I submitted a short essay to an online magazine the other day. Three days later they sent me a rejection message:

“Thank you for sending us “Blah Blah Blah”. We’re going to pass on this story right now, but we encourage you to send other stories…”

No explanation, no reason is given. Just, no. It hurts every time. I’m not hardened enough yet. I don’t have callouses on whatever part of me it is that this kind of rejection stings. As I look into what I need to do to ultimately publish a book, I am realizing that I need to publish smaller, single essays along the same subject matter (motherhood and rock climbing) in a lot of other places. I have to have a platform. I have to have followers. A lot of followers. Hundreds of thousands of followers. Some part of the world needs to already know who I am in order for a publisher to even consider my book idea. I need to send out essays to a whole lot of different places, which I haven’t spent much time doing in my “writing career” yet (as you can see if you ever look at my puny publication list), so mostly I receive rejections. And that makes me not want to send out anything else, maybe not write anything else. It kind of makes me want to crawl in a hole. I think, maybe I’m not cut out for this vocation after all. Maybe I’ll just go get a job at the Rite Aid around the corner.

No. I need to change my perspective. I think about what it means to fail in other parts of my life, like in climbing.

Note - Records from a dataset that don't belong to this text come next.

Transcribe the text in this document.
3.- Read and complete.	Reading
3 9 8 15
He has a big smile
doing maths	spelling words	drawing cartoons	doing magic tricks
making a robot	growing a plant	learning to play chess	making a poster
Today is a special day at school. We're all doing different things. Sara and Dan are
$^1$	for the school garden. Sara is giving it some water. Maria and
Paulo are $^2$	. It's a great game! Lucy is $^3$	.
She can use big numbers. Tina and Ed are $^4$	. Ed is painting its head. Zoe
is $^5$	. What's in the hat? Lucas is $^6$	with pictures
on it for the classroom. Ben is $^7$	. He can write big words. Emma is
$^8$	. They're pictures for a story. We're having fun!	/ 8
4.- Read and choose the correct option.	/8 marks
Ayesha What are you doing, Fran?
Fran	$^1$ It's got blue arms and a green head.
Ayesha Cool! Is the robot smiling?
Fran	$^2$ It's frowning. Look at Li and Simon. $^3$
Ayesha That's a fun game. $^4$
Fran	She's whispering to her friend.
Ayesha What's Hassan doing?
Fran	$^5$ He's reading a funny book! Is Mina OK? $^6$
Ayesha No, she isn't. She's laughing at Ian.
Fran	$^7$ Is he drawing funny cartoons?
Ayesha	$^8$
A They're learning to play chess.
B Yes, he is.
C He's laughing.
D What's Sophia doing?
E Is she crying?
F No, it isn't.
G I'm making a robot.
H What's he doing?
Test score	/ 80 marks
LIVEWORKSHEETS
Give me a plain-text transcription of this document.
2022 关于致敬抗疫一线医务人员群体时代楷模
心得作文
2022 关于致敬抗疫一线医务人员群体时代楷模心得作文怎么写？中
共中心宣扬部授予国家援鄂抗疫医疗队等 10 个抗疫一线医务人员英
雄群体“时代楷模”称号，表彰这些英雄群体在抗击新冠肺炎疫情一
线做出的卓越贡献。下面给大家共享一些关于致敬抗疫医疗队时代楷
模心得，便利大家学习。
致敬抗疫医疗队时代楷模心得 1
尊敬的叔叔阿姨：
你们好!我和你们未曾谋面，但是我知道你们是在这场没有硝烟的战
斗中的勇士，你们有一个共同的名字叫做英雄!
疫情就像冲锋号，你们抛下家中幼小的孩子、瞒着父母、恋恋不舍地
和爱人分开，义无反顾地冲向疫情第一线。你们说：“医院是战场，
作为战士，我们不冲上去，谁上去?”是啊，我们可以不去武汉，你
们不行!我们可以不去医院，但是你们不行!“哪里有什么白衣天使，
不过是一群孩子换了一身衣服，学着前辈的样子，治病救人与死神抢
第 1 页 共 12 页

In climbing, if you don’t finish a climb, route, boulder problem without falling, it is considered failure. I’m a huge failure as a climber, then, and somehow I’m okay with it. I’m not okay with it every the time, but I accept that for every successful “send,” there are a multitude of failures first. I just posted a picture of me on a climb called Creature on social media, and I have said that the route has been in my life for a bunch of years now. It’s true. For years now I have been falling on Creature every single time I have tried it. (Of course, I only get a few days on it a year, so that needs to be taken into account.) At the beginning, when I was figuring out the moves on Creature, I expected to fall. I expected failure. Since then, there have been moments when I have really thought I was going to send the thing, but still didn’t, and those times of failure were definitely much more disappointing. Once, I cried. But in climbing, somehow the failure just motivates me: to do better the next time, to get stronger the next time, to hold on longer next time.

So how can I as a writer similarly take failure and rejection to motivate me to work harder and write more, be more determined, send more of my work out into the world, to expect more rejection?

I don’t know yet, but it’s either get motivated or quit. And I’m pretty sure I’m not a quitter.